Everyone’s heard them, probably even said them on occasion: timeless age-related jokes correlating one’s ability to learn with being young.
When it comes to learning, we now know the theory “you can’t teach old dogs new tricks” has been officially replaced with “use it or lose it.”
For the last 53 years, the Seattle Longitudinal Study of Adult Intelligence has been tracking more than 5,000 participants who’ve had mental and physical testing every seven years since 1956. The study has found that intellectual decline in older people’s mental performance is often due to disuse, and it’s reversible.
Not only did two-thirds of participants show improvement, but 40 percent of declining participants returned to pre-declined knowledge levels and have maintained the training effects for more than 14 years. The brain is truly like a muscle that will deteriorate when it isn’t flexed, and just like a muscle, it needs quality stimulation to help it grow and stay strong.
Scott Wright, associate professor and director of the University of Utah’s Gerontology Interdisciplinary Program, said the “age tsunami” has already hit America. During the next several years, 76 million baby boomers will begin to retire.
Every month, 35,000 people are turning 65. Wright said they should be optimistic because they have great potential for the second half of their lives. He said the fastest growing student population will be older than average students, and continuing education is the key to a long, healthy life.
“When I went through grad school, 21 (years old) was actually promoted as the peak of IQ for adult intelligence and that it would decline for forever after that,” Wright said. “Our studies now show intelligence stays about the same across the entire life course.”
Both mental and physical exercise will help the brain stay in peak performance. According to Resources for Science Learning at the Franklin Institute, continually challenging the brain by learning new things, reading and playing games helps to improve function no matter how old one is. Passive observation is not enough; we must interact with different environments to create a challenge for our brains.
The fact is, we’re all aging. The difference is how we choose to age. Cathy House, program director of the Osher Lifelong Learning Institute Continuing Education at the U, said the ability to keep our minds strong and sharp is a reality that only comes from making a commitment to lifelong learning at an early age. Deciding to never stop learning will not only keep the brain healthy, said House, but it will also help to make the aging journey fun and interesting.
House said one of the biggest obstacles to achieving this commitment is youth itself. When we’re young, we’re often required to learn in order to attain something. It isn’t until we’re older that we recognize the desire to learn just for the pleasure of it.
“For the students, if you’re targeting undergrads, it’s a long way until they are 50,” House said. “It’s one of the things I value most about being over the age of 50. It’s just to look back on my life and think about the things I’ve learned. At this stage of my life, I’ve figured out I can learn just about anything that I have an interest in. And that’s pretty cool to know. When I was younger I didn’t really know that.”

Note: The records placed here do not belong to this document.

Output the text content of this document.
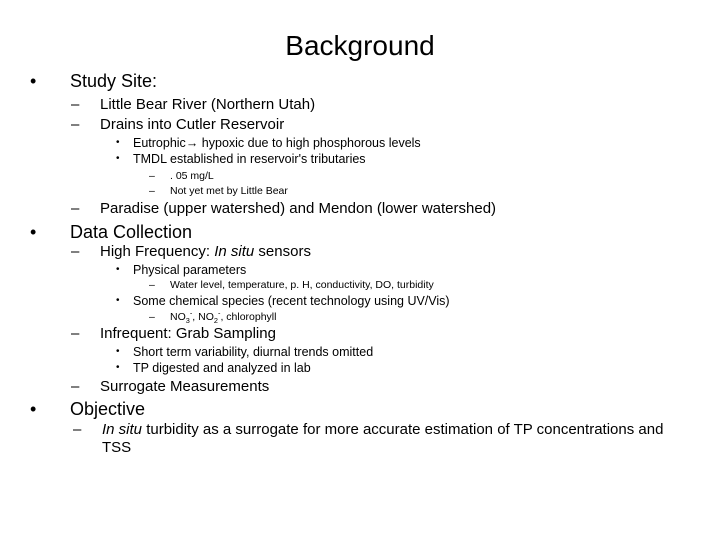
Background
• Study Site:
– Little Bear River (Northern Utah)
– Drains into Cutler Reservoir
• Eutrophic→ hypoxic due to high phosphorous levels
• TMDL established in reservoir's tributaries
– . 05 mg/L
– Not yet met by Little Bear
– Paradise (upper watershed) and Mendon (lower watershed)
• Data Collection
– High Frequency: In situ sensors
• Physical parameters
– Water level, temperature, p. H, conductivity, DO, turbidity
• Some chemical species (recent technology using UV/Vis)
– $NO_3^-$, $NO_2^-$, chlorophyll
– Infrequent: Grab Sampling
• Short term variability, diurnal trends omitted
• TP digested and analyzed in lab
– Surrogate Measurements
• Objective
– In situ turbidity as a surrogate for more accurate estimation of TP concentrations and TSS
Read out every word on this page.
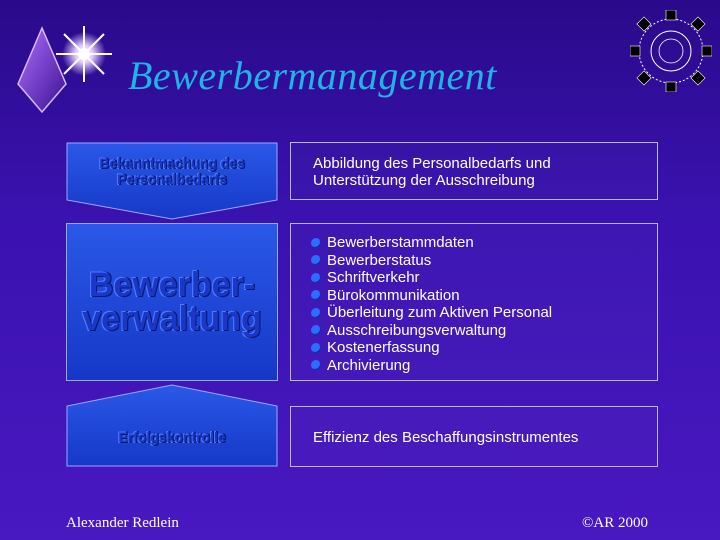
Bewerbermanagement
Bekanntmachung des Personalbedarfs
Abbildung des Personalbedarfs und Unterstützung der Ausschreibung
Bewerber-verwaltung
Bewerberstammdaten
Bewerberstatus
Schriftverkehr
Bürokommunikation
Überleitung zum Aktiven Personal
Ausschreibungsverwaltung
Kostenerfassung
Archivierung
Erfolgskontrolle	Effizienz des Beschaffungsinstrumentes
Alexander Redlein	©AR 2000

The U has an extensive continuing education program that bridges the span of youth to lifelong learners. The Osher program specifically caters to adults older than 50. All of the classes are noncredit: no tests, no grades. Current students range in age from 50 to 90-plus years old.
“Learning is the spice of life; it can add dimensions to your life that you cannot get any other way,” House said. “It’s a way to enhance life, to make it much more interesting.”
The Franklin Institute’s Resources of Science Learning describes the brain as a thinking organ that learns and grows at all ages when it interacts with the world through perception and action. Because research shows that age-related memory loss is a direct result of disuse, mental exercise and stimulation are encouraged. You’ve got to use your brain so you don’t lose it.